Contudo, há exemplos de regiões não afetadas significativamente por esses eventos e que apresentam variabilidade interdecadal, e outras nas quais o impacto destes eventos é até de sinal contrário ao da variabilidade interdecadal. Isto se explica pelo fato de existirem outros modos de variabilidade interdecadal a nível global (ver, por exemplo, Enfield e Mestas-Nuñez, 1999 e Mestas-Nuñez e Enfield, 1999).

A variabilidade interdecadal manifesta-se também nas conexões entre precipitações (ou vazões) e TSM, o que pode afetar a validade de modelos estatísticos de previsão climática. Por exemplo, Grimm et al. (2001b), ao montar um modelo de previsão para chuva na bacia do São Francisco, verificaram que a relação entre a chuva e os preditores (TSM em várias regiões do globo) sofria significativa variação interdecadal, de tal forma que quando a correlação com uma região aumentava, com outra diminuía. Os preditores foram combinados de forma a obter um índice com correlação estável ao longo de todo o período utilizado.

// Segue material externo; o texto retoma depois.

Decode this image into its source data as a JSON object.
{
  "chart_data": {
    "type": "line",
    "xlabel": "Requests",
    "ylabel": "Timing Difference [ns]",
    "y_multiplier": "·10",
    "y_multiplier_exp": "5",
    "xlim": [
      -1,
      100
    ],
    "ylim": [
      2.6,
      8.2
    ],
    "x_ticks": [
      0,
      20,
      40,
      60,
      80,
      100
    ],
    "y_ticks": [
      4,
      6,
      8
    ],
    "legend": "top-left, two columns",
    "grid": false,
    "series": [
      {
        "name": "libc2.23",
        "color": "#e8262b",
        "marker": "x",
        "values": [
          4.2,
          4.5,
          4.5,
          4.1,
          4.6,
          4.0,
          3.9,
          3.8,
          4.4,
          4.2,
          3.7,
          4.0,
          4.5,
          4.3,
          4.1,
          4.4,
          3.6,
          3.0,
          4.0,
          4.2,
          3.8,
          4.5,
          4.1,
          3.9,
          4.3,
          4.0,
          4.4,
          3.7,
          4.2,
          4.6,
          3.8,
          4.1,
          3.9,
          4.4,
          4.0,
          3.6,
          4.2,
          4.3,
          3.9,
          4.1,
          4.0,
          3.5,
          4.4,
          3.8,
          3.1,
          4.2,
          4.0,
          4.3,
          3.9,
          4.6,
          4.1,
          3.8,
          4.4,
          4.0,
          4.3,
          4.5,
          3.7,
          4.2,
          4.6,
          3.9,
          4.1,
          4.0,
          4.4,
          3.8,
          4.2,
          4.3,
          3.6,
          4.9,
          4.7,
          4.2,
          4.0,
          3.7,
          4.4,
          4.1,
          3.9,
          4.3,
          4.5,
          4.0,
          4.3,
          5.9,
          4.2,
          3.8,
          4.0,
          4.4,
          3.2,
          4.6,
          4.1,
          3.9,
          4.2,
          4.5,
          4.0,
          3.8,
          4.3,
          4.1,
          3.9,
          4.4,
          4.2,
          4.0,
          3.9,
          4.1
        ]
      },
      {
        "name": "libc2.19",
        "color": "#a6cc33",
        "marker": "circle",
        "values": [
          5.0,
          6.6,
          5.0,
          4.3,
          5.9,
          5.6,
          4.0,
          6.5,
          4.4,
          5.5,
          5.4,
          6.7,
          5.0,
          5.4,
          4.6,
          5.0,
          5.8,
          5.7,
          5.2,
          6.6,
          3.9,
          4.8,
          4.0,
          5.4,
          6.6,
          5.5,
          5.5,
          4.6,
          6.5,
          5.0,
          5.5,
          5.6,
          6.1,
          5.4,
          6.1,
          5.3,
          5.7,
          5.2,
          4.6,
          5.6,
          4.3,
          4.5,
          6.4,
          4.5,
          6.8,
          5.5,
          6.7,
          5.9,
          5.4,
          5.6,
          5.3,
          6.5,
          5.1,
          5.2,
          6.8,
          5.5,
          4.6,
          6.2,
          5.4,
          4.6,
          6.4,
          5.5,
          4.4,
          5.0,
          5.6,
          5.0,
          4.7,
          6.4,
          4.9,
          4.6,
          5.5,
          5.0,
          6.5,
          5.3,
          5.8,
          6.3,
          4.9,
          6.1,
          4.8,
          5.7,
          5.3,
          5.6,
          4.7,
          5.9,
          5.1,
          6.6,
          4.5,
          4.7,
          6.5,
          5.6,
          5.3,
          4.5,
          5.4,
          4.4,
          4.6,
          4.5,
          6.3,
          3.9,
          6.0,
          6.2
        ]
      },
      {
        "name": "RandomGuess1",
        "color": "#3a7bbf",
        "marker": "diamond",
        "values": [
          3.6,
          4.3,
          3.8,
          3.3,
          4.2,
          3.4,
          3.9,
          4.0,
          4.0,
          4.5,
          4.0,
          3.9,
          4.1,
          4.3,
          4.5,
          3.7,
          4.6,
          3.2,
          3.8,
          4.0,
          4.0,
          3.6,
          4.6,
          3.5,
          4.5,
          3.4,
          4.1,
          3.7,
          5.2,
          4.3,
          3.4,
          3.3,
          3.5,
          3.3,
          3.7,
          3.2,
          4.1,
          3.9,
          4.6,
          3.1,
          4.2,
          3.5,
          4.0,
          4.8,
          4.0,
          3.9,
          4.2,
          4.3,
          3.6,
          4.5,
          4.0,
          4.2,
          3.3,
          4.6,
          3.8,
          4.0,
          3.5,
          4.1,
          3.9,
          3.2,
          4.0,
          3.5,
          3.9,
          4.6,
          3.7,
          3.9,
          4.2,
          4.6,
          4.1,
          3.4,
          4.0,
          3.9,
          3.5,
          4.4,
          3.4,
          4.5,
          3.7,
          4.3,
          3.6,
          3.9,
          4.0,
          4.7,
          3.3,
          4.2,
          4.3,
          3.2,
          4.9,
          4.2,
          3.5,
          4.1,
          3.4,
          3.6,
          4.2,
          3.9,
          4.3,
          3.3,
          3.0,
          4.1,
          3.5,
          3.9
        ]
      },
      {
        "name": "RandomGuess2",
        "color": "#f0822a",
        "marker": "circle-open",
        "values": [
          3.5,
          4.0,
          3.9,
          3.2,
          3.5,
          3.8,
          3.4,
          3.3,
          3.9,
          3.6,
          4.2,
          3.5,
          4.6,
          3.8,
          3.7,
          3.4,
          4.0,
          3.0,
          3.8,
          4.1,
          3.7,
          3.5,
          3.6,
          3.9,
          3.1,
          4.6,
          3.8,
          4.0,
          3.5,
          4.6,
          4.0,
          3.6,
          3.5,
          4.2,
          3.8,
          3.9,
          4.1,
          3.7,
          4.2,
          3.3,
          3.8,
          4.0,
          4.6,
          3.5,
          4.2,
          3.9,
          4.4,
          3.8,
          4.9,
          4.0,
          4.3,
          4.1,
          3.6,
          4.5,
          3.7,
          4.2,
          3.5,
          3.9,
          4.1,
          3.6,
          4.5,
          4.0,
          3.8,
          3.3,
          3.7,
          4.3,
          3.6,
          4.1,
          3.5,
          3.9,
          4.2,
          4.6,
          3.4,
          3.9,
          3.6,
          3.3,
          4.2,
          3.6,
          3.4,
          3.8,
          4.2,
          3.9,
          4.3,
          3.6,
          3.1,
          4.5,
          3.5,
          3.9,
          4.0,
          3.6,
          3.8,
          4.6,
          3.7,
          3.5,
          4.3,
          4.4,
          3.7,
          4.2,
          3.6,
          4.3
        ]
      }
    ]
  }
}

A variação climática de baixa freqüência manifesta-se não apenas por uma mudança nas vazões totais anuais, mas também por uma mudança na estrutura do ciclo anual. Segundo Garcia e Vargas (1997), considerando medidas de vazão do rio Uruguai em Paso de los Libres, até 1943 os picos de vazão de junho e outubro tinham a mesma ordem de magnitude e havia um mínimo entre novembro e março, enquanto de 1943 a 93 o mínimo ocorre de dezembro a março. De 1944 a 1970 o primeiro máximo ocorre em julho, sendo bem menor que o de outubro. De 1971 a 1993 há praticamente um máximo, de junho a agosto e um segundo degrau de setembro a novembro. Portanto, houve um grande acréscimo de junho a agosto. Genta et al. (1998) verificaram a variação dos ciclos anuais do rio Uruguai em Salto Grande, entre os períodos 1909-40 e 1970-95 . As diferenças são um pouco menores que as encontradas em Garcia e Vargas, mas qualitativamente semelhantes. Para verificar se houve realmente uma modificação no ciclo anual, aplicaram um teste de verificação da diferença entre medianas para cada mês e verificaram que não há diferença significativa para o inverno, mas há para o verão. Isto demonstra a importância dos fenômenos de alta freqüência durante o inverno (e seus extremos) na bacia do Uruguai.

Portanto, a variabilidade interdecadal afeta de forma diferente as vazões nas diferentes estações do ano. É importante fazer um estudo dessa variabilidade nas precipitações sazonais e não apenas anuais. Estudos de Grimm et al. (1998) na bacia do rio Paraná mostram esta dependência sazonal e mostram também que no Sul e Sudeste do Brasil há, como na Argentina e Uruguai, significativas mudanças entre as décadas anteriores e posteriores a 1970.

É importante também explorar a possibilidade de que parte da variabilidade de longo-prazo seja causada pelo manejo hidrológico dos rios e por mudanças do uso do solo (Tucci and Clarke, 1998).